Before there was Kevin Plank and Under Armour, there was Captain Isaac Emerson and Bromo-Seltzer.
The heartburn remedy that Emerson invented was the product of the day in Baltimore, the way sweat-wicking Under Armour sportswear is now. And Emerson (1859 to 1931) changed the city landscape with the construction of the Bromo-Seltzer tower and factory on Eutaw Street, the Emerson Hotel at Calvert and Baltimore streets, and the Emersonian apartments in Reservoir Hill. He was the Kevin Plank of his day.
Now another important piece of Emerson’s empire has come on the market:
The Emerson Mansion at 2500 Eutaw Place, the inventor’s home from 1895 to 1911, will be sold at auction next month by A. J. Billig & Co. Auctioneers and One House at a Time Receiver’s Auctions.
Emerson commissioned the house on Eutaw Place after he made his fortune with Bromo-Seltzer, and he was the original resident. The brick structure rises three stories above a basement, occupies one-third of an acre and contains 15,600 square feet of space. It has a prominent turret, a covered front porch, large bow windows, dormers, and decorative window arches.
The Queen Anne Revival-style house, now vacant, has fallen into disrepair in recent years and needs a complete renovation. To call it a “fixer-upper” would be putting it mildly. But it still retains a sense of grandeur, and some of its architectural features are intact.
Located in a city historic district, the mansion has had a number of lives since Emerson moved out. It has housed offices for a government agency and a private social club. It has been the residence of James Crockett, a real estate broker and former member of the city’s preservation commission. It is currently configured for office use. According to the auctioneers, “the building is suitable to be developed for an array of uses, including educational, non-profit, business and residential.”

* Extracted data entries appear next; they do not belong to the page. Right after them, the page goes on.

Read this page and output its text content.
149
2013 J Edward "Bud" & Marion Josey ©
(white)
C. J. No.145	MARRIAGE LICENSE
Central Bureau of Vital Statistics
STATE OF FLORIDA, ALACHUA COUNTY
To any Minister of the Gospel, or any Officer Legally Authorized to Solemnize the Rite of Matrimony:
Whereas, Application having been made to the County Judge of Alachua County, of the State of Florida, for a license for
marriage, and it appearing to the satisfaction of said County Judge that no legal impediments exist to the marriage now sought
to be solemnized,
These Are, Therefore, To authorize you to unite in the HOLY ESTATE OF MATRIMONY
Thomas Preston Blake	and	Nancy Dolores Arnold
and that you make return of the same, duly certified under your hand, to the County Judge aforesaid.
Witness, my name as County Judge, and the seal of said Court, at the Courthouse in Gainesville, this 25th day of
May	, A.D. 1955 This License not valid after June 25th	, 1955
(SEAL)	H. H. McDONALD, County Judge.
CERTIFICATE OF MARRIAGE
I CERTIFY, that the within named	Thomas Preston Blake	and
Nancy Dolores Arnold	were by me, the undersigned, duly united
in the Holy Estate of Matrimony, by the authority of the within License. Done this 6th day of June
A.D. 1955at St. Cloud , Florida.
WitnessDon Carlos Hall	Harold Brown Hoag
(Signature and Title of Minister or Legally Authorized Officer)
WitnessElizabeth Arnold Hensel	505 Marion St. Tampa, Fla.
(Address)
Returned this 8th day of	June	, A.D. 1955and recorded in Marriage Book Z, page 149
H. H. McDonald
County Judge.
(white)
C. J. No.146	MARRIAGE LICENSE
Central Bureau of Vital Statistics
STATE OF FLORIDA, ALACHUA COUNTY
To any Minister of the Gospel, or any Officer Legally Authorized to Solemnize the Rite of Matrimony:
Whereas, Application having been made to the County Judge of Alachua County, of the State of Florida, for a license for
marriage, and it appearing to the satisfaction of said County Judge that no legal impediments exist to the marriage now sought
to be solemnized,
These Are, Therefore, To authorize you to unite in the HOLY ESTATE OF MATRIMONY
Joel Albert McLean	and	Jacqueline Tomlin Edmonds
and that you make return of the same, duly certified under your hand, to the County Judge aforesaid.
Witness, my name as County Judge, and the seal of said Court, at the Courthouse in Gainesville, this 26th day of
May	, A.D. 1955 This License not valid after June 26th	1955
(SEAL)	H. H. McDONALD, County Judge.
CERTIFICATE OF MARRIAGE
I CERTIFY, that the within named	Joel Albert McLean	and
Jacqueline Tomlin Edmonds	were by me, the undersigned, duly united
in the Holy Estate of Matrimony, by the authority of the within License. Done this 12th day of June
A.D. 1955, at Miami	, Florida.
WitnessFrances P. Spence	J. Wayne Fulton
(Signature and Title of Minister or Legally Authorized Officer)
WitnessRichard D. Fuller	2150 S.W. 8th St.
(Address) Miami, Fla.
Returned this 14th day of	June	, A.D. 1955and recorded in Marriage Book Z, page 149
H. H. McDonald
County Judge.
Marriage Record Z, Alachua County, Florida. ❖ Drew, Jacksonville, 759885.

The sale will be held at 11 a.m. on June 9 at the Radisson Hotel in the Village of Cross Keys, 5100 Falls Road. The house will be sold to the highest bidder over $10,000, but it can’t be torn down without city approval. Local preservationists are optimistic. According to Baltimore Heritage, the sale represents “an exciting opportunity for a new owner to step in and save this important Reservoir Hill landmark.”